Another acquisition from Alan, this looks like a Charbens figure. I like Charbens figures as they are simple but have reasonable detail on faces. I like their chunky and animated style. It had a missing flame so I made a new one from wire and Green Stuff. I'll paint the figure khaki and probably give him a black commando beret but I am open to suggestions.

As a child I had only a handful of metal hollow-cast figures so now I am gradually making up for it.  The horse leg has been repaired with wire and putty, not quite as daunting as I once thought.
I love Timpo but they do not have the same resilience as when I played with them as a child. This figure was originally one of Dave Palmer's wargame figures which I added some more paint detail to. His arm broke off recently so I have resolved to 'build him back, better than before'.
I don't know the maker of the machine gunner. I think he is meant to be a British machine gunner but he could pass as a Russian. Anyhow, all I have done is paint eyes, eyebrows, lips and rosy cheeks. The rosy cheeks thing belongs with the old hollow-cast but I extend it to plastics. Of course, if I wanted a model finish I would blend the cheeks but I have elected here not to.

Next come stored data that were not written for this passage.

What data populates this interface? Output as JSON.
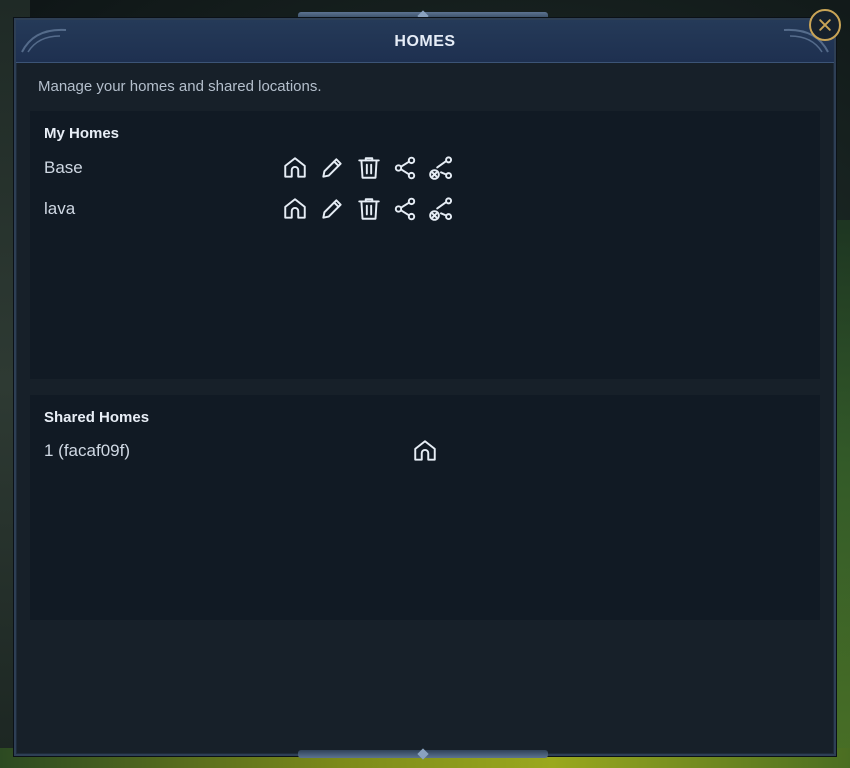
{
  "window": {
    "title": "HOMES",
    "subtitle": "Manage your homes and shared locations."
  },
  "my_homes": {
    "title": "My Homes",
    "items": [
      {
        "name": "Base"
      },
      {
        "name": "lava"
      }
    ],
    "actions": [
      "home-icon",
      "pencil-icon",
      "trash-icon",
      "share-icon",
      "unshare-icon"
    ]
  },
  "shared_homes": {
    "title": "Shared Homes",
    "items": [
      {
        "name": "1 (facaf09f)"
      }
    ],
    "actions": [
      "home-icon"
    ]
  },
  "colors": {
    "panel_bg": "#111a24",
    "window_bg": "#172029",
    "titlebar": "#1e3050",
    "close_ring": "#c9a456",
    "text": "#cfd8e3"
  }
}
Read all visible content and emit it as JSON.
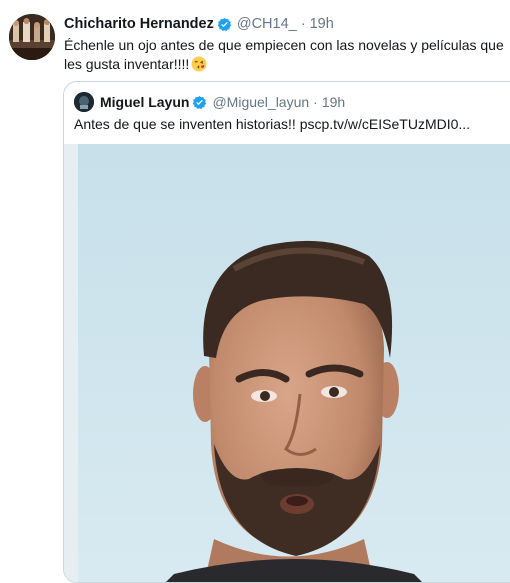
{
  "tweet": {
    "author_name": "Chicharito Hernandez",
    "author_handle": "@CH14_",
    "separator": "·",
    "time": "19h",
    "text": "Échenle un ojo antes de que empiecen con las novelas y películas que les gusta inventar!!!!"
  },
  "quoted_tweet": {
    "author_name": "Miguel Layun",
    "author_handle": "@Miguel_layun",
    "separator": "·",
    "time": "19h",
    "text": "Antes de que se inventen historias!! pscp.tv/w/cEISeTUzMDI0..."
  },
  "icons": {
    "verified": "verified-badge-icon",
    "emoji": "kissing-face-emoji"
  },
  "colors": {
    "verified_blue": "#1da1f2",
    "secondary_text": "#657786",
    "border": "#ccd6dd"
  }
}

I know people who say one does not need to paint eyes and that it is even a virtue not to because you can't really see them on a battlefield. (I think it is more about people with fading eyesight not being able to paint them properly). Sure I can see 'em and hear they bloody well are! How is he going to aim his machine gun if he has no eyes to see with? Anyway giving them eyes gives them souls and I am their god. (Er, I am being metaphorical here, you understand so don't call the men with straight jackets).




                                  Below is a Crescent hollow-cast. He had a bearskin head but I cut it off as I want to make him into something else. The figure is under sized and inferior in quality to Britains.
 
                      This is one of the cheapo plastic figures I got a while ago from an op shop but forgot to include him before. For a change I painted him as a Negro. That means I could use him for Americans in WW2 and the years after that or as an African figure in the various post colonial African civil wars, such as the Congo. (I could have used him in my Congo game about two years ago which is also in one of my older posts). The figure itself is a copy of a Matchbox figure and smaller than the original.